You need to read raw bytes instead of scanf. Here's how:

#include <stdio.h>
#include <stdlib.h>

int main() {
    size_t max_num_bytes = 1024;  // Number of bytes to read
    char *buffer = malloc(max_num_bytes);  // Allocate memory for the buffer
    size_t bytesRead = fread(buffer, 1, max_num_bytes, stdin); // bytesRead is the actual number of bytes read

    /* Your code here */
}

Example Input

🙌👐👌☝️ (Don't copy this, download the example file!)

Example Output

128588 128080 128076 9757 65039

Utilities

You can use VSCode to view the downloaded file. It will prompt you that it cannot identify the encoding (because there isn't a BOM in the example file). We can change it at the bottom-right corner. Click on "UTF-8", "Reopen with Encoding", and finally "UTF-16 BE".
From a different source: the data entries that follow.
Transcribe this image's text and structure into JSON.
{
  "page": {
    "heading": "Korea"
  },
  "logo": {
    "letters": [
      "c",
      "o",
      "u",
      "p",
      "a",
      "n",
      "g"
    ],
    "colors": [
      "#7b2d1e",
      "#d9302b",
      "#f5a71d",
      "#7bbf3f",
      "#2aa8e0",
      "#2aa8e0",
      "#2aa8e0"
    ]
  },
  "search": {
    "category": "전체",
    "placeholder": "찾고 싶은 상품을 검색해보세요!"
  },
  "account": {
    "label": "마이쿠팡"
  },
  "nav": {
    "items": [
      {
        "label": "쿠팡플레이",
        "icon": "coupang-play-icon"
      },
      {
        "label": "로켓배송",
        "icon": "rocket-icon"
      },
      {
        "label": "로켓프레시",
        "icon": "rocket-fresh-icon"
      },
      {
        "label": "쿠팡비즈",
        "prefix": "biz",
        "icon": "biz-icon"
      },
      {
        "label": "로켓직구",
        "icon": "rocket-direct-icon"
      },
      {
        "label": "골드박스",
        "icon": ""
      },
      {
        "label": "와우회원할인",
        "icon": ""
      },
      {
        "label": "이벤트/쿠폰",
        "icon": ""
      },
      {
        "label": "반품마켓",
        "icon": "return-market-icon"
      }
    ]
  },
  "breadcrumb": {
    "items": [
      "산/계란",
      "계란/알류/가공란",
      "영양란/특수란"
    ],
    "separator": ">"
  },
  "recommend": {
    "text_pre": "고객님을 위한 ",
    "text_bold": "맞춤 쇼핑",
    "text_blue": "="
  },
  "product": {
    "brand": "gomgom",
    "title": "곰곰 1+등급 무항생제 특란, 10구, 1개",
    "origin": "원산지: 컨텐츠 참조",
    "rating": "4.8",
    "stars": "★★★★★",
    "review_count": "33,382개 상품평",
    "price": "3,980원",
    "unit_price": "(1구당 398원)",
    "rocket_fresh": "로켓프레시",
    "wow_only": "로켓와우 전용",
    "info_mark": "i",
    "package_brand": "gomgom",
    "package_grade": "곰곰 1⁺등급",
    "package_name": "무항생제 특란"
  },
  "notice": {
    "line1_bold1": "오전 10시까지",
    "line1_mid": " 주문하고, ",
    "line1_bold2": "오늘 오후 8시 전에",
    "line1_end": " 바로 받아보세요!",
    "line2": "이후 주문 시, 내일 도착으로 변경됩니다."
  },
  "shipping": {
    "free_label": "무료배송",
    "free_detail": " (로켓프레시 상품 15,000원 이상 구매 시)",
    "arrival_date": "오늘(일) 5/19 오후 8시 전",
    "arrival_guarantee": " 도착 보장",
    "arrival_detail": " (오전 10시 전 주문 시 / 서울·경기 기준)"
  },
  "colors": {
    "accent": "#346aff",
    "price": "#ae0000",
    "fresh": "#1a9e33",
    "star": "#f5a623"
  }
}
  • Unicode Home of the Unicode Consortium
  • Emojipedia Search for Unicode emojis😊
  • Compart An easy to use Unicode database

Optional Reading for Fun

We can see that some characters take 2 bytes, and some characters take 4 bytes. In today's modern systems, we use a even more compact encoding UTF-8, which uses 1 to 4 bytes. It is fully compatible with ASCII, meaning that if a piece of data is encoded using ASCII, it is valid UTF-8. However, such variable length encoding makes it difficult to find the i-th character in a string, because its address depends on previous contents. Some systems using UTF-16, e.g. Java/JavaScript, could cause problems dealing with characters in the range 0x010000-0x10FFFF. A direct consequence is that in some web editors, an emoji 🚀 is counted as two characters and you might move the cursor into the middle of the character! Python solves this by automatically switching to UTF-32 when needed, at the cost of larger memory space. It also distincts between strings, which are always Unicode, and bytes, which are always 8 bits each. For invalid UTF-8 strings, Python can use the low surrogate to represent the raw byte, unifying the interface for file systems on all platforms. Details like this make Python slow, but easy to use.